Rule 1

Make a buck
Corporations define success in two fundamental ways: by the growth of assets and the rate of profit. These two goals take precedence over concerns of the community or nation in which the corporation does business. There is a strong tension between the corporation's desire for profits and the demands of workers for a decent living wage. The growth imperative also spurs the relentless consumption of finite natural resources. There is a clear and growing gap between the needs of private corporations for economic growth and the planet's need for environmental stewardship.

Rule 2

Be aggressive
Successfully climbing the corporate ladder means being both aggressive and competitive. Colleagues compete fiercely with each other for promotions; workers are encouraged to compete with each other through special awards (eg top assembly-line operator of the month) in order to increase productivity and profits. The Japanese labour-management approach of 'teamwork' in the plant merely shifts competition from individual workers to groups of workers. This urge to compete is now seen as basic human nature; so much so that values needed to make the world more just and compassionate, like cooperation and sharing, are fast fading.


Rule 3

Look after number one
Decision-making within a corporation is ruled by the bottom line. In practice this means the interests of the corporation and the interests of the community only overlap when it serves the corporation's purpose. A company may sponsor a baseball team, donate money to a hospital or underwrite a community orchestra. But corporate altruism is usually more public relations than community spirit. The fight to make corporations socially reponsible will always be an uphill battle since corporations are inherently selfish. Their essential responsibility is to their own financial survival, not to the welfare of the public.

Rule 4

Follow orders
The organizational structure of the corporate world is based on a strict pecking-order. There is a hierarchy of command and control that extends from the Board of Directors and Chief Executive Officer at the top to the lowliest workers at the bottom. Your place in the pecking-order determines your power, your rewards and your privileges. Orders flow from the top down as they do in other large institutions that use a strict hierarchy - like the military and the government. Notions of hierarchy and status within the corporate world tend to reinforce the idea that inequality and conformity are natural: the world is made of leaders and followers and there is little we can do to change this fact of life.

Rule 5

Embrace technology
The modern corporation is both a creature and a captive of technology. Companies are engaged in a restless search for technological innovation in order to boost efficiency (ie to increase production with less labour and capital). The result is that all technologies are con-sidered benign and objective.
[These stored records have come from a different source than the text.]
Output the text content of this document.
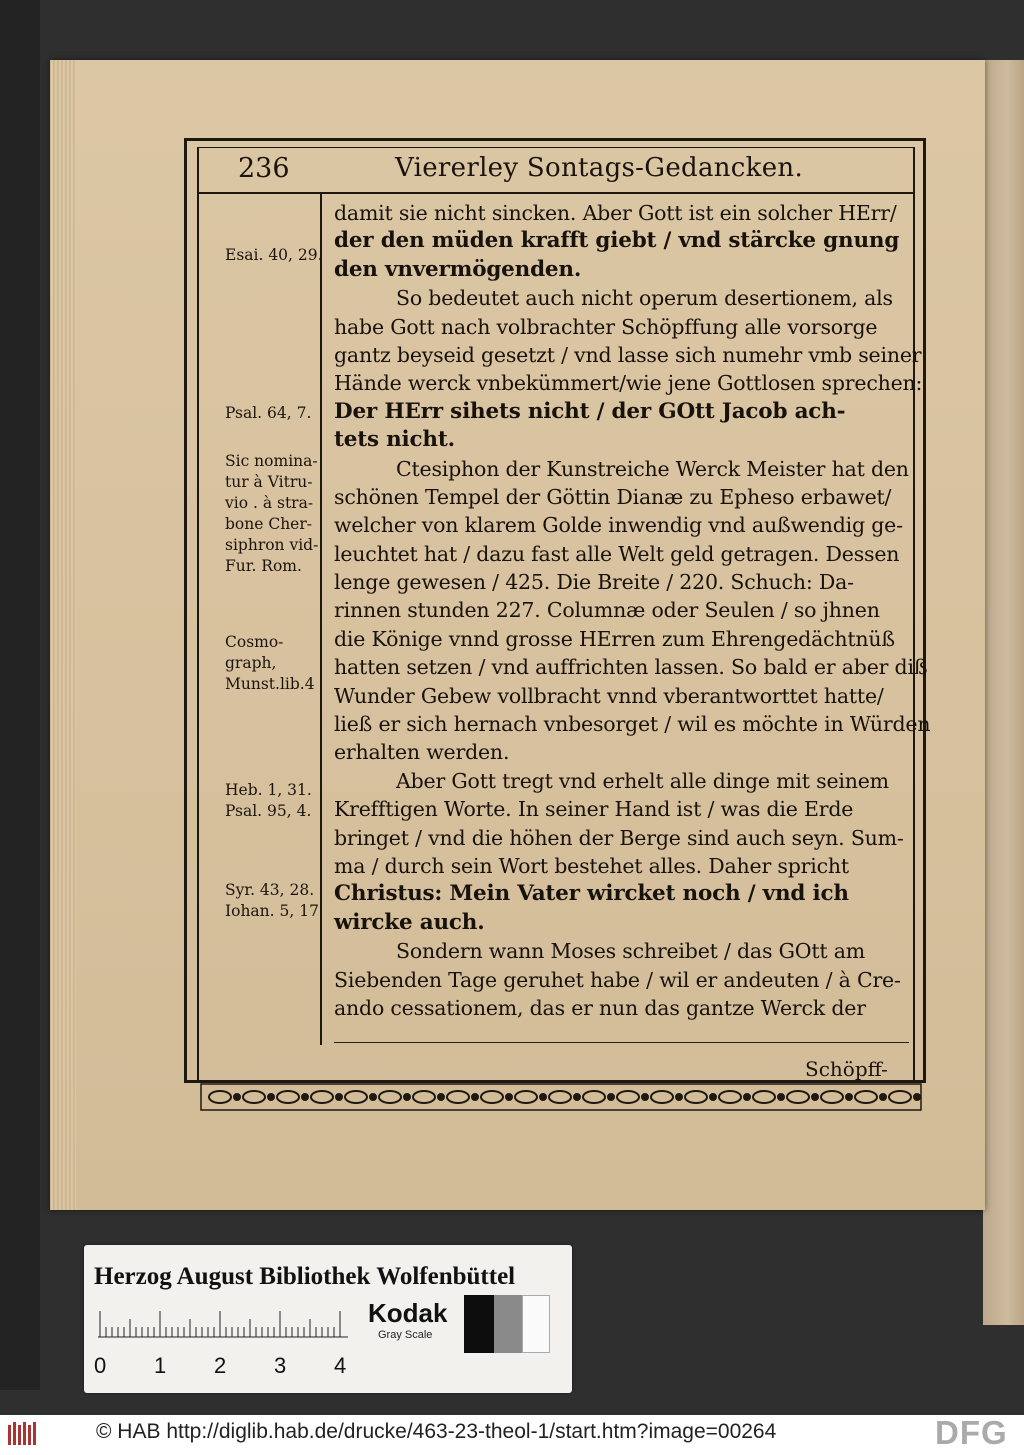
236	Viererley Sontags-Gedancken.
damit sie nicht sincken. Aber Gott ist ein solcher HErr/
der den müden krafft giebt / vnd stärcke gnung
den vnvermögenden.
So bedeutet auch nicht operum desertionem, als
habe Gott nach volbrachter Schöpffung alle vorsorge
gantz beyseid gesetzt / vnd lasse sich numehr vmb seiner
Hände werck vnbekümmert/wie jene Gottlosen sprechen:
Der HErr sihets nicht / der GOtt Jacob ach-
tets nicht.
Ctesiphon der Kunstreiche Werck Meister hat den
schönen Tempel der Göttin Dianæ zu Epheso erbawet/
welcher von klarem Golde inwendig vnd außwendig ge-
leuchtet hat / dazu fast alle Welt geld getragen. Dessen
lenge gewesen / 425. Die Breite / 220. Schuch: Da-
rinnen stunden 227. Columnæ oder Seulen / so jhnen
die Könige vnnd grosse HErren zum Ehrengedächtnüß
hatten setzen / vnd auffrichten lassen. So bald er aber diß
Wunder Gebew vollbracht vnnd vberantworttet hatte/
ließ er sich hernach vnbesorget / wil es möchte in Würden
erhalten werden.
Aber Gott tregt vnd erhelt alle dinge mit seinem
Krefftigen Worte. In seiner Hand ist / was die Erde
bringet / vnd die höhen der Berge sind auch seyn. Sum-
ma / durch sein Wort bestehet alles. Daher spricht
Christus: Mein Vater wircket noch / vnd ich
wircke auch.
Sondern wann Moses schreibet / das GOtt am
Siebenden Tage geruhet habe / wil er andeuten / à Cre-
ando cessationem, das er nun das gantze Werck der
Esai. 40, 29.
Psal. 64, 7.
Sic nomina-
tur à Vitru-
vio . à stra-
bone Cher-
siphron vid-
Fur. Rom.
Cosmo-
graph,
Munst.lib.4
Heb. 1, 31.
Psal. 95, 4.
Syr. 43, 28.
Iohan. 5, 17
Schöpff-
Herzog August Bibliothek Wolfenbüttel
0 1 2 3 4
Kodak
Gray Scale
© HAB http://diglib.hab.de/drucke/463-23-theol-1/start.htm?image=00264	DFG
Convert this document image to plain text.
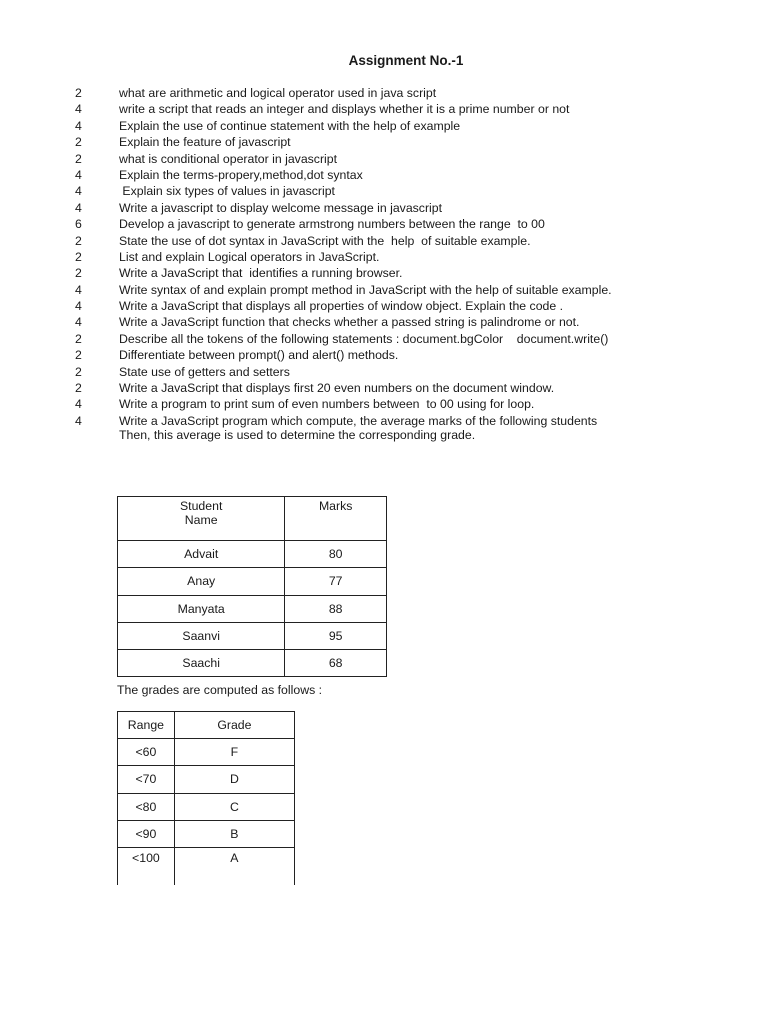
Assignment No.-1
2	what are arithmetic and logical operator used in java script
4	write a script that reads an integer and displays whether it is a prime number or not
4	Explain the use of continue statement with the help of example
2	Explain the feature of javascript
2	what is conditional operator in javascript
4	Explain the terms-propery,method,dot syntax
4	Explain six types of values in javascript
4	Write a javascript to display welcome message in javascript
6	Develop a javascript to generate armstrong numbers between the range  to 00
2	State the use of dot syntax in JavaScript with the  help  of suitable example.
2	List and explain Logical operators in JavaScript.
2	Write a JavaScript that  identifies a running browser.
4	Write syntax of and explain prompt method in JavaScript with the help of suitable example.
4	Write a JavaScript that displays all properties of window object. Explain the code .
4	Write a JavaScript function that checks whether a passed string is palindrome or not.
2	Describe all the tokens of the following statements : document.bgColor    document.write()
2	Differentiate between prompt() and alert() methods.
2	State use of getters and setters
2	Write a JavaScript that displays first 20 even numbers on the document window.
4	Write a program to print sum of even numbers between  to 00 using for loop.
4	Write a JavaScript program which compute, the average marks of the following students
Then, this average is used to determine the corresponding grade.
Student
Name	Marks
Advait	80
Anay	77
Manyata	88
Saanvi	95
Saachi	68
The grades are computed as follows :
Range	Grade
<60	F
<70	D
<80	C
<90	B
<100	A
In fact modern technologies are biased towards the technocratic worldview that produces them. This is essentially a materialist view based on linear thinking and the tendency to segment and quantify problems. Because corporations are fascinated by technology they have a hard time dealing with non-material values. Old-growth forests are so many board-feet of lumber. Toxic wastes are subject to cost-benefit analysis. Workers fighting for improved working conditions are seen as threats to profitability.

Rule 6

Join the crowd
Corporations view the world as one big market; social relationships are defined in terms of buying and selling and human activity is seen as a straightforward battle to gain advantage over your neighbour. The result of this market vision is that human happiness and satisfaction are defined in terms of what we buy. Multinational corporations have been remarkably successful in spreading their attitudes and values around the globe. Television, advertising and films carry the corporate market view everywhere, steamrollering local culture in the process. This growing homogenization destroys opposition to the 'consumer society', obliterates cultural diversity and accelerates the destruction of natural resources.

Rule 7

Don't look back
Corporations have no allegiance to the present because they are riveted on the future and the need to grow. This consuming passion effectively removes them from the day-to-day concerns of the local community. With their eyes fixed firmly on tomorrow, corporations have little commitment to solving the mundane problems of everyday life. Staying flexible in order to be profitable means multinationals can and do pack up and move at the drop of a hat. Inside the corporation life is highly-structured and geared to the clock. Yet corporations can be strangely ephemeral. The future is possibility; the present merely a viewpoint; and the past irrelevant: this operating principle undercuts the search for social stability.

Rule 8

Neutralize nature
Despite the attempt by corporate management to jump on the environmental bandwagon, it's not easy for corporations to be green. That's because corporate activities and the natural world are fundamentally at odds. Manufacturing goods to be bought and sold in the marketplace is essentially a process of transforming raw materials extracted from nature into commodities. This exploitation of the environment is ingrained in corporate behaviour; even service and financial corporations depend indirectly on the conquest of nature. As consumerism spreads around the globe the search for raw materials accelerates and the ravaging of nature quickens. In an attempt to absorb criticism from environmentalists, multinationals have wrapped themselves in green. Yet any serious attempt to challenge the underlying consumerist credo is still dismissed as subversive - which in essence it is.